Сапронов прокричал в яму:
— Эй, фрицы! Принимайте пополнение
К изумлению Густава снизу отозвались:
— Яволь! Гут...
Зашуршала солома, послышался стук приставляемой лестницы. Яма оказалась неглубокой. Кто-то предупредительно хватал Густава за ноги, направляя их со ступеньки на ступеньку, пока под ногами опять не зашуршала солома.
— Откуда, приятель? — с сильным саксонским акцентом прозвучало у самого уха.
Так обычно спрашивали друг друга солдаты на пересыльных пунктах, отыскивая земляков. Что нужно было говорить сейчас, Густав не знал: место рождения или где попал в плен.
— Вы давно здесь? — благоразумно отозвался Густав вопросом на вопрос и вдруг, закричал, ошеломленный, обрадованный:
— Артц! Это ты, Артц? Ну говори же!..
Он скорее почувствовал, чем разглядел: стоящий перед ним во тьме, дышавший с перехватом пленник — Артц и никто другой!
Солдаты обнялись. Еще бы, Густаву теперь есть с кем посоветоваться. Вдвоем и умереть не страшно!
— О, Артц! Какие мы несчастные, Артц! — уткнув голову в плечо однополчанина, ныл Густав, пока его не окликнули откуда-то из тьмы:
— Потише там!
— Здесь кто-то еще есть?
— Двое, — коротко объяснил Артц. — Идем ко мне в угол... А там фельдфебель и Вилли... Бедняк обморозился.
Густав не стал расспрашивать, кто из них обморозился: фельдфебель или Вилли.

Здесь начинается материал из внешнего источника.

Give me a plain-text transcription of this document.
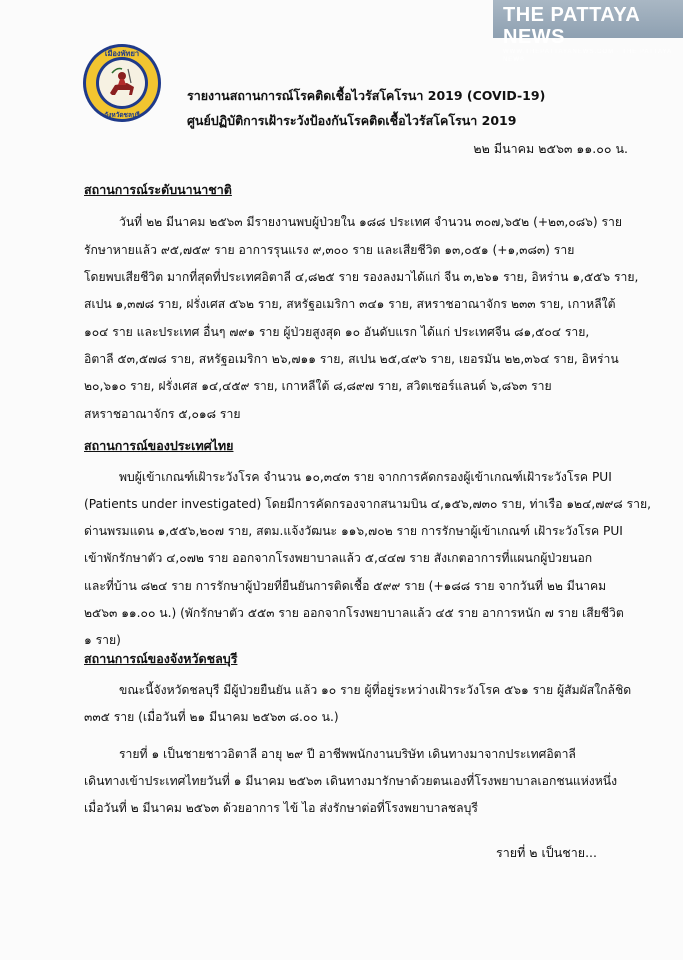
THE PATTAYA NEWS
WWW.THEPATTAYANEWS.COM · THE PATTAYA NEWS
เมืองพัทยา
จังหวัดชลบุรี
รายงานสถานการณ์โรคติดเชื้อไวรัสโคโรนา 2019 (COVID-19)
ศูนย์ปฏิบัติการเฝ้าระวังป้องกันโรคติดเชื้อไวรัสโคโรนา 2019
๒๒ มีนาคม ๒๕๖๓ ๑๑.๐๐ น.
สถานการณ์ระดับนานาชาติ
วันที่ ๒๒ มีนาคม ๒๕๖๓ มีรายงานพบผู้ป่วยใน ๑๘๘ ประเทศ จำนวน ๓๐๗,๖๕๒ (+๒๓,๐๘๖) ราย
รักษาหายแล้ว ๙๕,๗๕๙ ราย อาการรุนแรง ๙,๓๐๐ ราย และเสียชีวิต ๑๓,๐๕๑ (+๑,๓๘๓) ราย
โดยพบเสียชีวิต มากที่สุดที่ประเทศอิตาลี ๔,๘๒๕ ราย รองลงมาได้แก่ จีน ๓,๒๖๑ ราย, อิหร่าน ๑,๕๕๖ ราย,
สเปน ๑,๓๗๘ ราย, ฝรั่งเศส ๕๖๒ ราย, สหรัฐอเมริกา ๓๔๑ ราย, สหราชอาณาจักร ๒๓๓ ราย, เกาหลีใต้
๑๐๔ ราย และประเทศ อื่นๆ ๗๙๑ ราย ผู้ป่วยสูงสุด ๑๐ อันดับแรก ได้แก่ ประเทศจีน ๘๑,๕๐๔ ราย,
อิตาลี ๕๓,๕๗๘ ราย, สหรัฐอเมริกา ๒๖,๗๑๑ ราย, สเปน ๒๕,๔๙๖ ราย, เยอรมัน ๒๒,๓๖๔ ราย, อิหร่าน
๒๐,๖๑๐ ราย, ฝรั่งเศส ๑๔,๔๕๙ ราย, เกาหลีใต้ ๘,๘๙๗ ราย, สวิตเซอร์แลนด์ ๖,๘๖๓ ราย
สหราชอาณาจักร ๕,๐๑๘ ราย
สถานการณ์ของประเทศไทย
พบผู้เข้าเกณฑ์เฝ้าระวังโรค จำนวน ๑๐,๓๔๓ ราย จากการคัดกรองผู้เข้าเกณฑ์เฝ้าระวังโรค PUI
(Patients under investigated) โดยมีการคัดกรองจากสนามบิน ๔,๑๕๖,๗๓๐ ราย, ท่าเรือ ๑๒๔,๗๙๘ ราย,
ด่านพรมแดน ๑,๕๕๖,๒๐๗ ราย, สตม.แจ้งวัฒนะ ๑๑๖,๗๐๒ ราย การรักษาผู้เข้าเกณฑ์ เฝ้าระวังโรค PUI
เข้าพักรักษาตัว ๔,๐๗๒ ราย ออกจากโรงพยาบาลแล้ว ๕,๔๔๗ ราย สังเกตอาการที่แผนกผู้ป่วยนอก
และที่บ้าน ๘๒๔ ราย การรักษาผู้ป่วยที่ยืนยันการติดเชื้อ ๕๙๙ ราย (+๑๘๘ ราย จากวันที่ ๒๒ มีนาคม
๒๕๖๓ ๑๑.๐๐ น.) (พักรักษาตัว ๕๕๓ ราย ออกจากโรงพยาบาลแล้ว ๔๕ ราย อาการหนัก ๗ ราย เสียชีวิต
๑ ราย)
สถานการณ์ของจังหวัดชลบุรี
ขณะนี้จังหวัดชลบุรี มีผู้ป่วยยืนยัน แล้ว ๑๐ ราย ผู้ที่อยู่ระหว่างเฝ้าระวังโรค ๕๖๑ ราย ผู้สัมผัสใกล้ชิด
๓๓๕ ราย (เมื่อวันที่ ๒๑ มีนาคม ๒๕๖๓ ๘.๐๐ น.)
รายที่ ๑ เป็นชายชาวอิตาลี อายุ ๒๙ ปี อาชีพพนักงานบริษัท เดินทางมาจากประเทศอิตาลี
เดินทางเข้าประเทศไทยวันที่ ๑ มีนาคม ๒๕๖๓ เดินทางมารักษาด้วยตนเองที่โรงพยาบาลเอกชนแห่งหนึ่ง
เมื่อวันที่ ๒ มีนาคม ๒๕๖๓ ด้วยอาการ ไข้ ไอ ส่งรักษาต่อที่โรงพยาบาลชลบุรี
รายที่ ๒ เป็นชาย...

Он удивлялся и тому, что здесь Артц, и тому, что у партизан имеются пленные кроме него самого.
Напрасно Артц призывал его ко сну. Густав прилег лишь затем, чтобы удобнее было расспрашивать однополчанина. Артц не медлил с ответами, хотя сам он прибыл сюда на какие-нибудь сутки раньше и мог вообще ничего не знать.
— Значит, тебя еще не кокнули?
— Как видишь... И кормят здесь сносно, — скороговоркой отвечал Артц.
— Разве ты не отказался от пищи?
— Зачем? В плену тоже есть хочется...
— Тебя здорово били? Здесь имеются приспособления для пыток? — не унимался Густав. Ему хотелось все это знать немедленно. Но Густав скоро понял, что Артцу не все вопросы нравились.
— Ничего, кроме соломы, нет, — уже нехотя, с ноткой раздражения пробормотал Артц. Его благополучные ответы показались Густаву подозрительными. Он решился на резкость.
— Может, тебе понравилось здесь, Артц?
Ответ был ошеломляющий:
— Представь себе, да! Они — хорошие ребята.
— Но это предательство, Артц! Ты же клятву давал?..
Густав силился вспомнить, как зовут этого парня из роты капитана Гегнера. Но имя Артца никак не приходило ему в голову.
— А завести в Россию на гибель миллионы таких верноподданных, как мы, не предательство?